A expectativa da equipe do Safra é que essa robusta entrada de pedidos se traduza em maior lucratividade, com a margem Ebitda (lucro antes de juros, impostos, depreciação e amortização) subindo para 8,1% em 2025 ante 6,9% ajustado no ano passado. Enquanto isso, projetam que seu retorno sobre capital investido (ROIC) suba de 6,5% em 2024 para 9,6%, neste ano.
“Além disso, a Embraer permanece amplamente protegida da volatilidade macroeconômica doméstica, já que apenas cerca de 10% de sua receita é derivada do Brasil”, complementam os analistas.

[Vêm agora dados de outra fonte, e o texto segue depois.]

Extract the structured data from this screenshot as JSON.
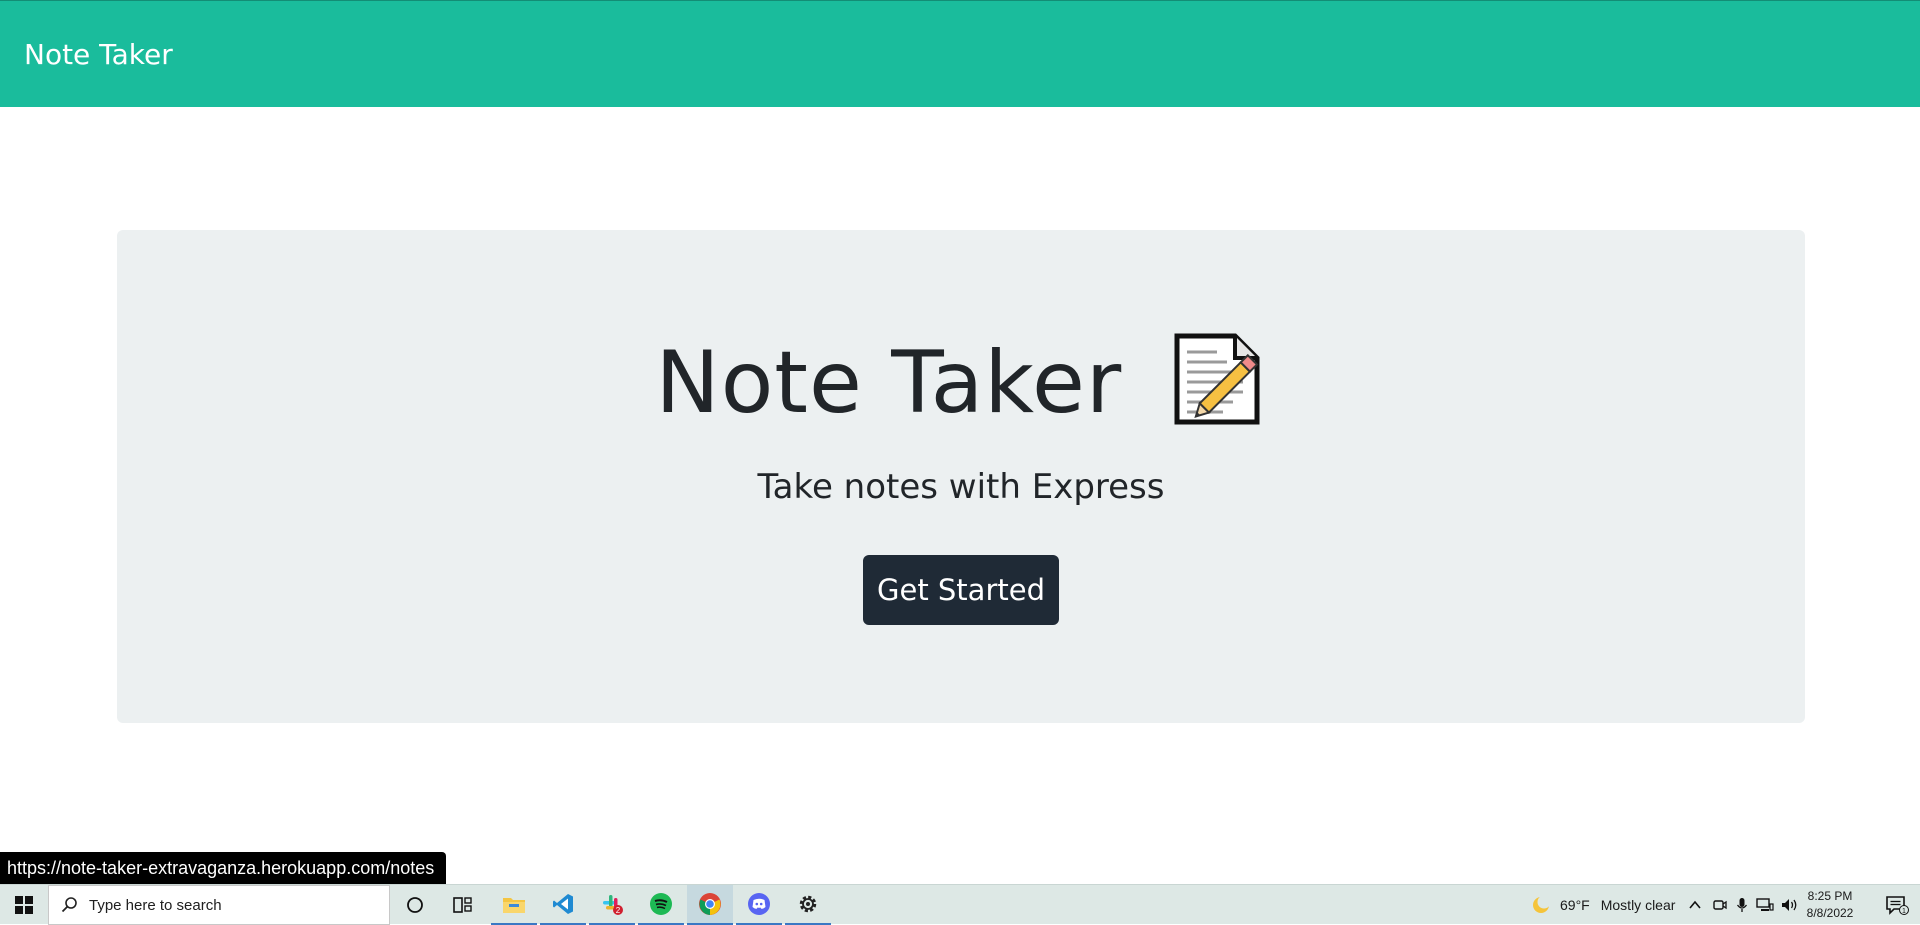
{
  "navbar": {
    "brand": "Note Taker"
  },
  "hero": {
    "title": "Note Taker",
    "title_icon": "memo-icon",
    "subtitle": "Take notes with Express",
    "cta_label": "Get Started"
  },
  "status_bar": {
    "url": "https://note-taker-extravaganza.herokuapp.com/notes"
  },
  "taskbar": {
    "search_placeholder": "Type here to search",
    "apps": [
      {
        "name": "file-explorer-icon"
      },
      {
        "name": "vscode-icon"
      },
      {
        "name": "slack-icon",
        "badge": "2"
      },
      {
        "name": "spotify-icon"
      },
      {
        "name": "chrome-icon"
      },
      {
        "name": "discord-icon"
      },
      {
        "name": "settings-icon"
      }
    ],
    "weather": {
      "temp": "69°F",
      "condition": "Mostly clear"
    },
    "clock": {
      "time": "8:25 PM",
      "date": "8/8/2022"
    },
    "notification_count": "1"
  },
  "colors": {
    "navbar": "#1abc9c",
    "jumbotron": "#ecf0f1",
    "button": "#1f2a36",
    "text": "#212529"
  }
}
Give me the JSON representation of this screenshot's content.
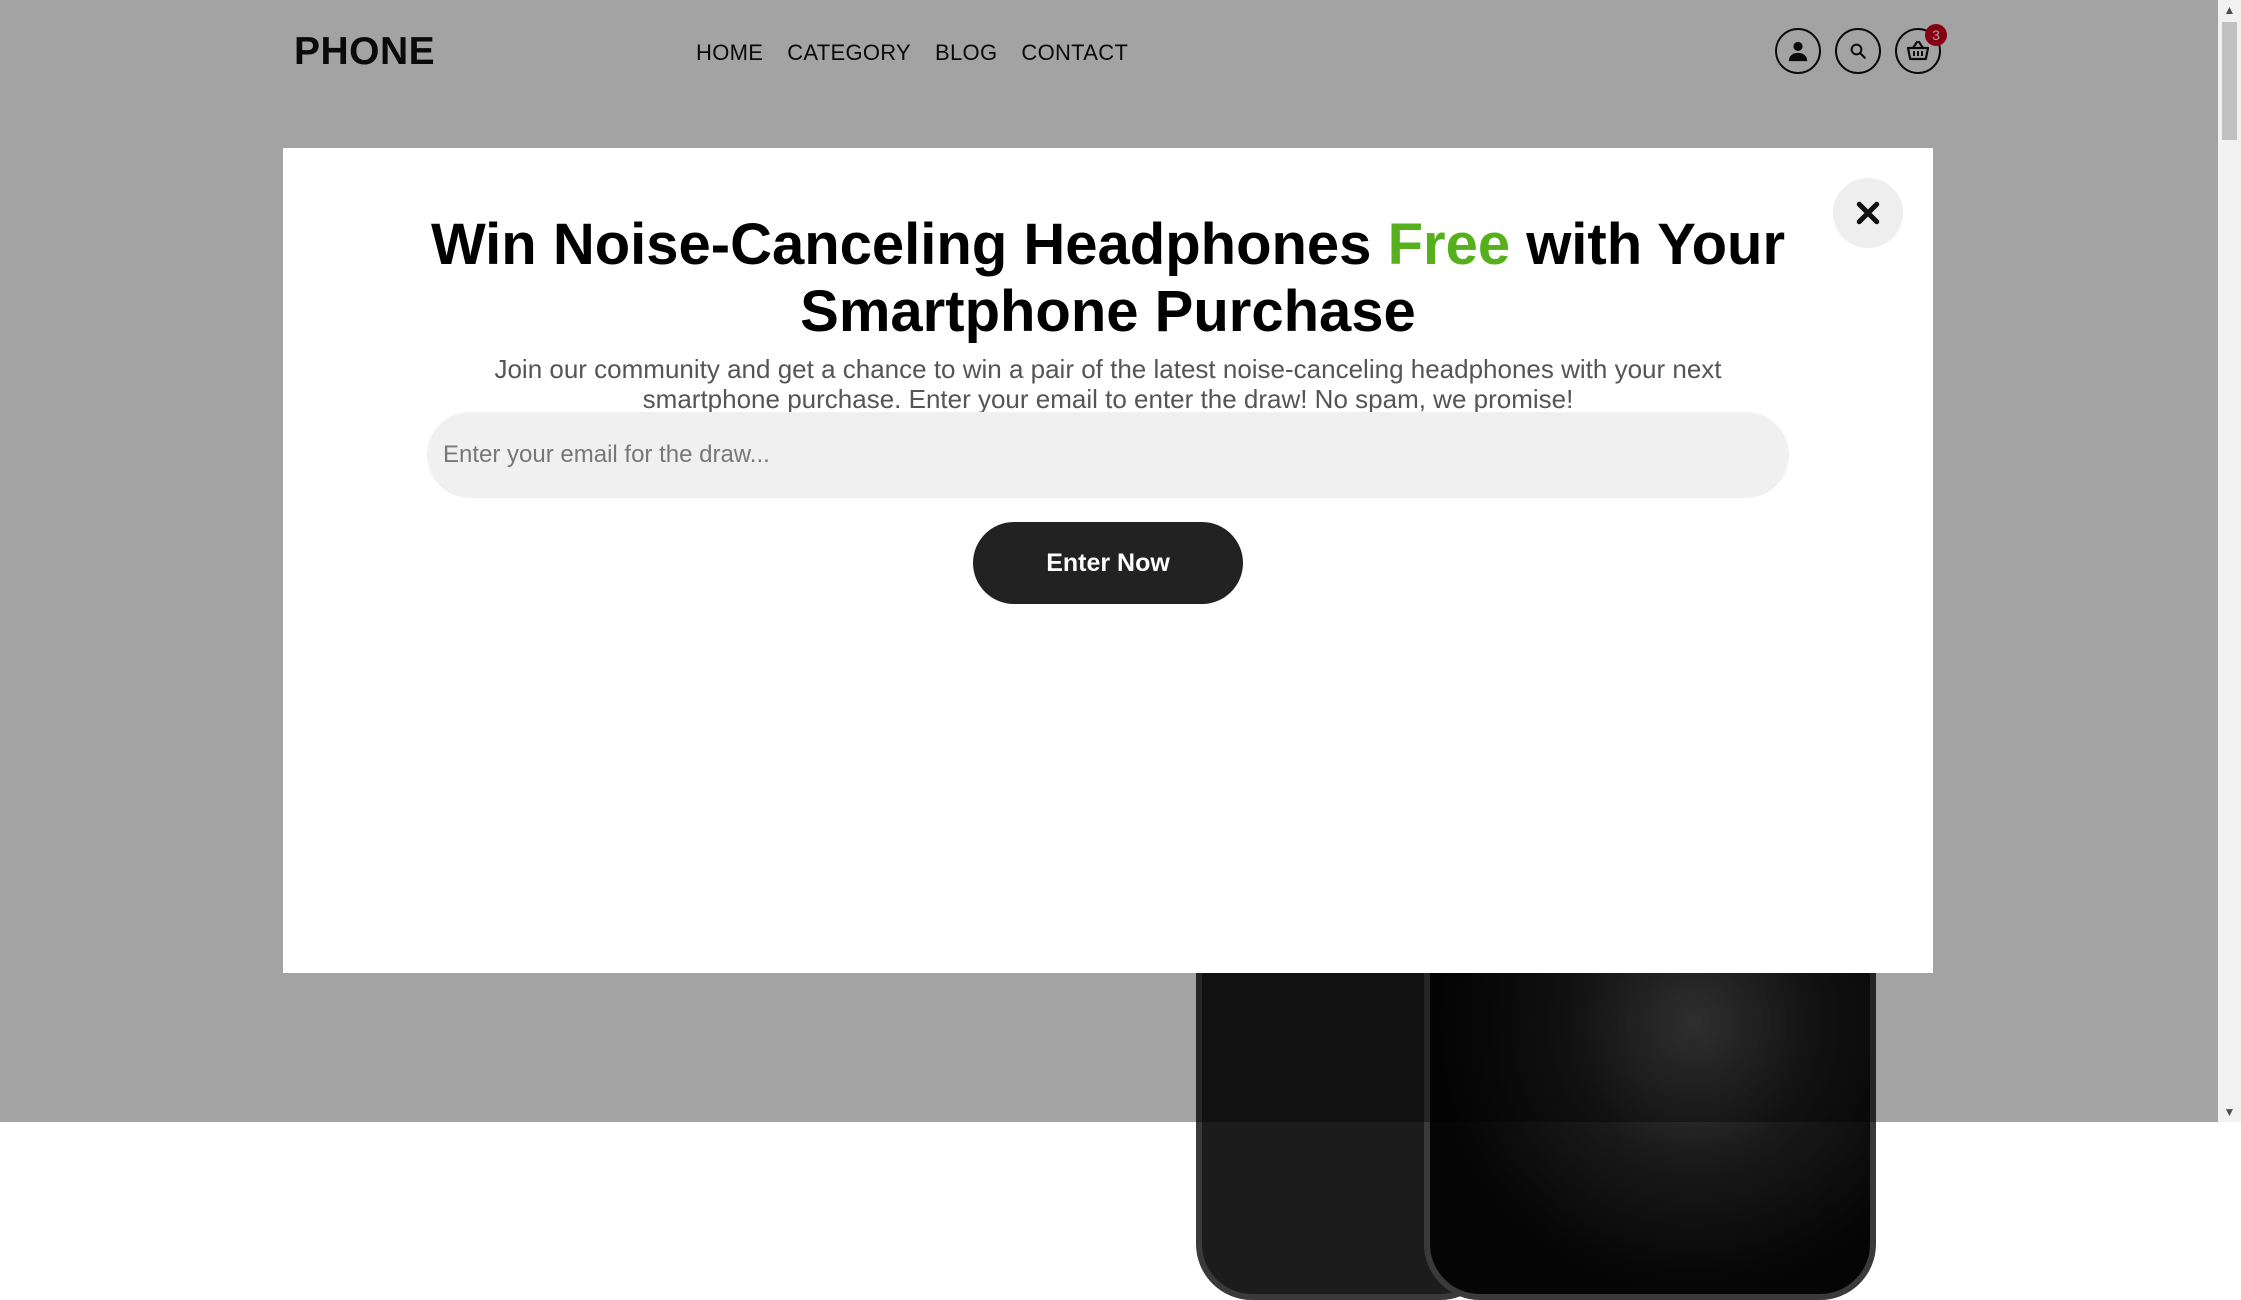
{
  "site": {
    "logo": "PHONE",
    "nav": [
      "HOME",
      "CATEGORY",
      "BLOG",
      "CONTACT"
    ],
    "cart_count": "3"
  },
  "popup": {
    "headline_part1": "Win Noise-Canceling Headphones ",
    "headline_accent": "Free",
    "headline_part2": " with Your Smartphone Purchase",
    "subtext": "Join our community and get a chance to win a pair of the latest noise-canceling headphones with your next smartphone purchase. Enter your email to enter the draw! No spam, we promise!",
    "email_placeholder": "Enter your email for the draw...",
    "email_value": "",
    "submit_label": "Enter Now",
    "close_icon": "close-icon"
  },
  "colors": {
    "accent": "#55b01c",
    "button": "#222222",
    "badge": "#d0021b",
    "overlay": "rgba(0,0,0,0.36)"
  },
  "icons": [
    "user-icon",
    "search-icon",
    "cart-icon"
  ]
}
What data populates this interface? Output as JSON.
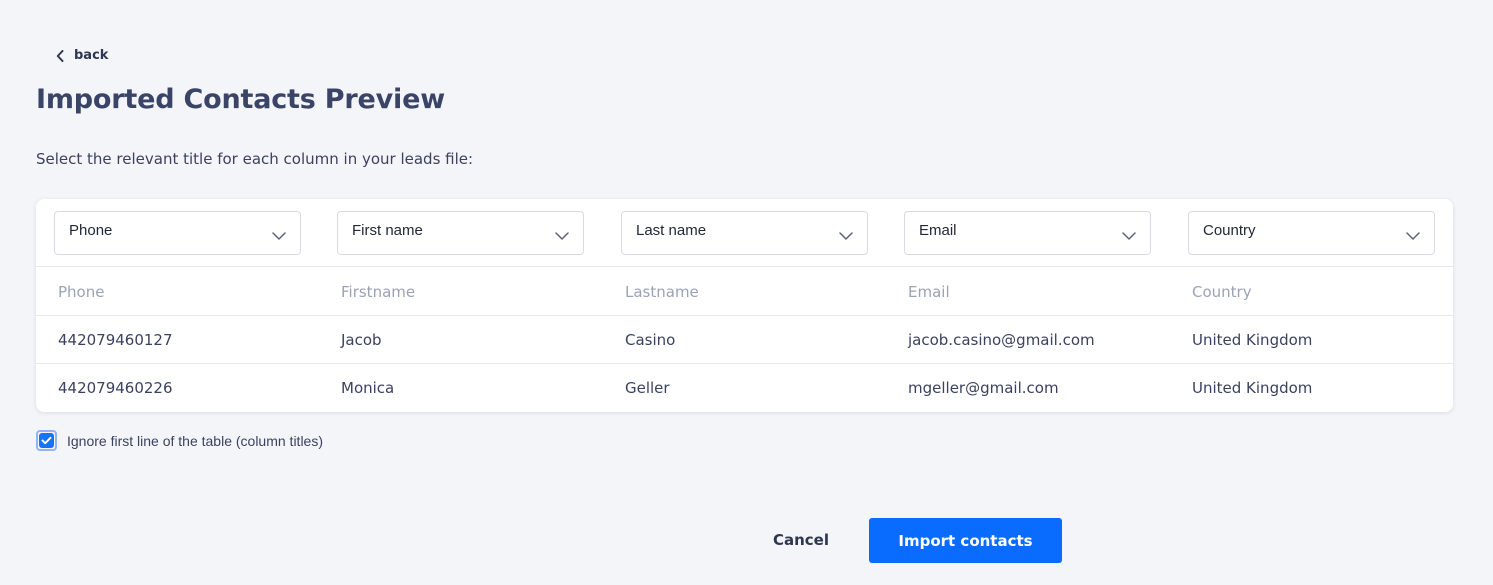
{
  "back": {
    "label": "back",
    "icon": "chevron-left-icon"
  },
  "title": "Imported Contacts Preview",
  "instructions": "Select the relevant title for each column in your leads file:",
  "column_selects": [
    {
      "value": "Phone"
    },
    {
      "value": "First name"
    },
    {
      "value": "Last name"
    },
    {
      "value": "Email"
    },
    {
      "value": "Country"
    }
  ],
  "table": {
    "headers": [
      "Phone",
      "Firstname",
      "Lastname",
      "Email",
      "Country"
    ],
    "rows": [
      [
        "442079460127",
        "Jacob",
        "Casino",
        "jacob.casino@gmail.com",
        "United Kingdom"
      ],
      [
        "442079460226",
        "Monica",
        "Geller",
        "mgeller@gmail.com",
        "United Kingdom"
      ]
    ]
  },
  "ignore_first_line": {
    "label": "Ignore first line of the table (column titles)",
    "checked": true
  },
  "actions": {
    "cancel_label": "Cancel",
    "import_label": "Import contacts"
  },
  "colors": {
    "accent": "#0a6cff",
    "background": "#f4f5f9",
    "title": "#3a4466"
  }
}
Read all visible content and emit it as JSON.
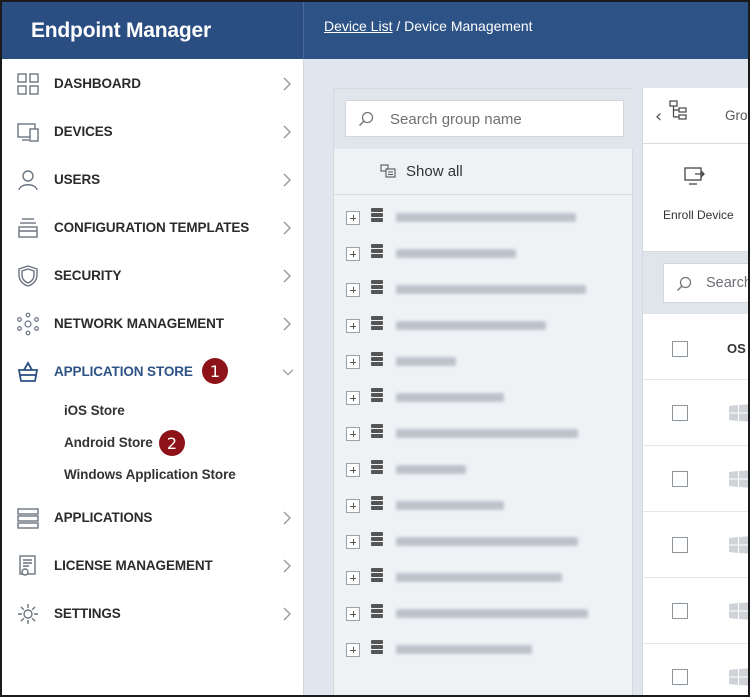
{
  "header": {
    "brand": "Endpoint Manager",
    "breadcrumb_link": "Device List",
    "breadcrumb_sep": " / ",
    "breadcrumb_current": "Device Management"
  },
  "sidebar": {
    "items": [
      {
        "label": "DASHBOARD",
        "icon": "dashboard-icon"
      },
      {
        "label": "DEVICES",
        "icon": "devices-icon"
      },
      {
        "label": "USERS",
        "icon": "user-icon"
      },
      {
        "label": "CONFIGURATION TEMPLATES",
        "icon": "templates-icon"
      },
      {
        "label": "SECURITY",
        "icon": "shield-icon"
      },
      {
        "label": "NETWORK MANAGEMENT",
        "icon": "network-icon"
      },
      {
        "label": "APPLICATION STORE",
        "icon": "basket-icon",
        "expanded": true
      },
      {
        "label": "APPLICATIONS",
        "icon": "applications-icon"
      },
      {
        "label": "LICENSE MANAGEMENT",
        "icon": "license-icon"
      },
      {
        "label": "SETTINGS",
        "icon": "gear-icon"
      }
    ],
    "store_sub_items": [
      "iOS Store",
      "Android Store",
      "Windows Application Store"
    ],
    "badges": [
      "1",
      "2"
    ]
  },
  "groups": {
    "search_placeholder": "Search group name",
    "show_all": "Show all",
    "row_count": 13
  },
  "device_pane": {
    "groups_tab": "Grou",
    "enroll_label": "Enroll Device",
    "search_placeholder": "Search",
    "os_header": "OS"
  },
  "colors": {
    "header": "#2d5286",
    "badge": "#8e1318",
    "active": "#2d5286"
  }
}
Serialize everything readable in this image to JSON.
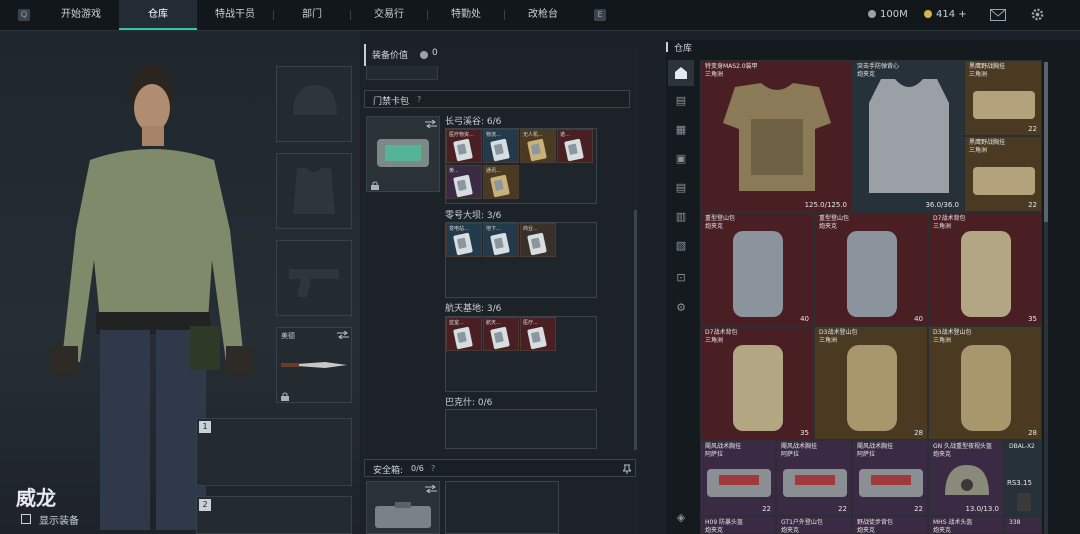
{
  "topbar": {
    "key_left": "Q",
    "key_right": "E",
    "tabs": [
      {
        "label": "开始游戏",
        "active": false
      },
      {
        "label": "仓库",
        "active": true
      },
      {
        "label": "特战干员",
        "active": false
      },
      {
        "label": "部门",
        "active": false
      },
      {
        "label": "交易行",
        "active": false
      },
      {
        "label": "特勤处",
        "active": false
      },
      {
        "label": "改枪台",
        "active": false
      }
    ],
    "currency_1": "100M",
    "currency_2": "414 +"
  },
  "character": {
    "name": "威龙",
    "show_gear_label": "显示装备",
    "knife_label": "美德",
    "slot_1_num": "1",
    "slot_2_num": "2"
  },
  "middle": {
    "equip_value_label": "装备价值",
    "equip_value": "0",
    "keycard_header": "门禁卡包",
    "help": "?",
    "sections": [
      {
        "title": "长弓溪谷: 6/6"
      },
      {
        "title": "零号大坝: 3/6"
      },
      {
        "title": "航天基地: 3/6"
      },
      {
        "title": "巴克什: 0/6"
      }
    ],
    "cards_cgxg": [
      "医疗物资...",
      "物流...",
      "无人机...",
      "诺...",
      "黄...",
      "通讯..."
    ],
    "cards_lhdb": [
      "变电站...",
      "地下...",
      "商业..."
    ],
    "cards_htjd": [
      "蓝室...",
      "航天...",
      "医疗..."
    ],
    "safe_box_label": "安全箱:",
    "safe_box_count": "0/6"
  },
  "warehouse": {
    "title": "仓库",
    "items": [
      {
        "name": "特变身MAS2.0装甲\n三角洲",
        "badge": "125.0/125.0"
      },
      {
        "name": "突击手防弹背心\n炮夹克",
        "badge": "36.0/36.0"
      },
      {
        "name": "黑鹰野战胸挂\n三角洲",
        "badge": "22"
      },
      {
        "name": "黑鹰野战胸挂\n三角洲",
        "badge": "22"
      },
      {
        "name": "重型登山包\n炮夹克",
        "badge": "40"
      },
      {
        "name": "重型登山包\n炮夹克",
        "badge": "40"
      },
      {
        "name": "D7战术背包\n三角洲",
        "badge": "35"
      },
      {
        "name": "D7战术背包\n三角洲",
        "badge": "35"
      },
      {
        "name": "D3战术登山包\n三角洲",
        "badge": "28"
      },
      {
        "name": "D3战术登山包\n三角洲",
        "badge": "28"
      },
      {
        "name": "飓风战术胸挂\n阿萨拉",
        "badge": "22"
      },
      {
        "name": "飓风战术胸挂\n阿萨拉",
        "badge": "22"
      },
      {
        "name": "飓风战术胸挂\n阿萨拉",
        "badge": "22"
      },
      {
        "name": "GN 久战重型夜视头盔\n炮夹克",
        "badge": "13.0/13.0"
      },
      {
        "name": "DBAL-X2",
        "badge": "RS3.15"
      },
      {
        "name": "H09 防暴头盔\n炮夹克",
        "badge": ""
      },
      {
        "name": "GT1户外登山包\n炮夹克",
        "badge": ""
      },
      {
        "name": "野战徒步背包\n炮夹克",
        "badge": ""
      },
      {
        "name": "MHS 战术头盔\n炮夹克",
        "badge": ""
      },
      {
        "name": "338",
        "badge": ""
      }
    ]
  },
  "colors": {
    "accent": "#2fc6a0",
    "rare_red": "#4a1f24",
    "gold": "#4a3a22",
    "purple": "#3a2a44"
  }
}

Eles ressaltam ainda que, embora alguns investidores ainda percebam a Embraer principalmente como um player de aviação comercial, apenas 3% do Ebit da companhia vem do segmento comercial. A lucratividade, na verdade, é impulsionada principalmente por Serviços (41%) e Aviação Executiva (35%), ambos os quais esperam que continuem a ter um bom desempenho.
Segundo a nova previsão do Safra, a Embraer está sendo negociada atualmente com múltiplo de 9,9 vezes o valor da empresa/Ebitda (EV/Ebitda) para 2025, 11% acima da média histórica.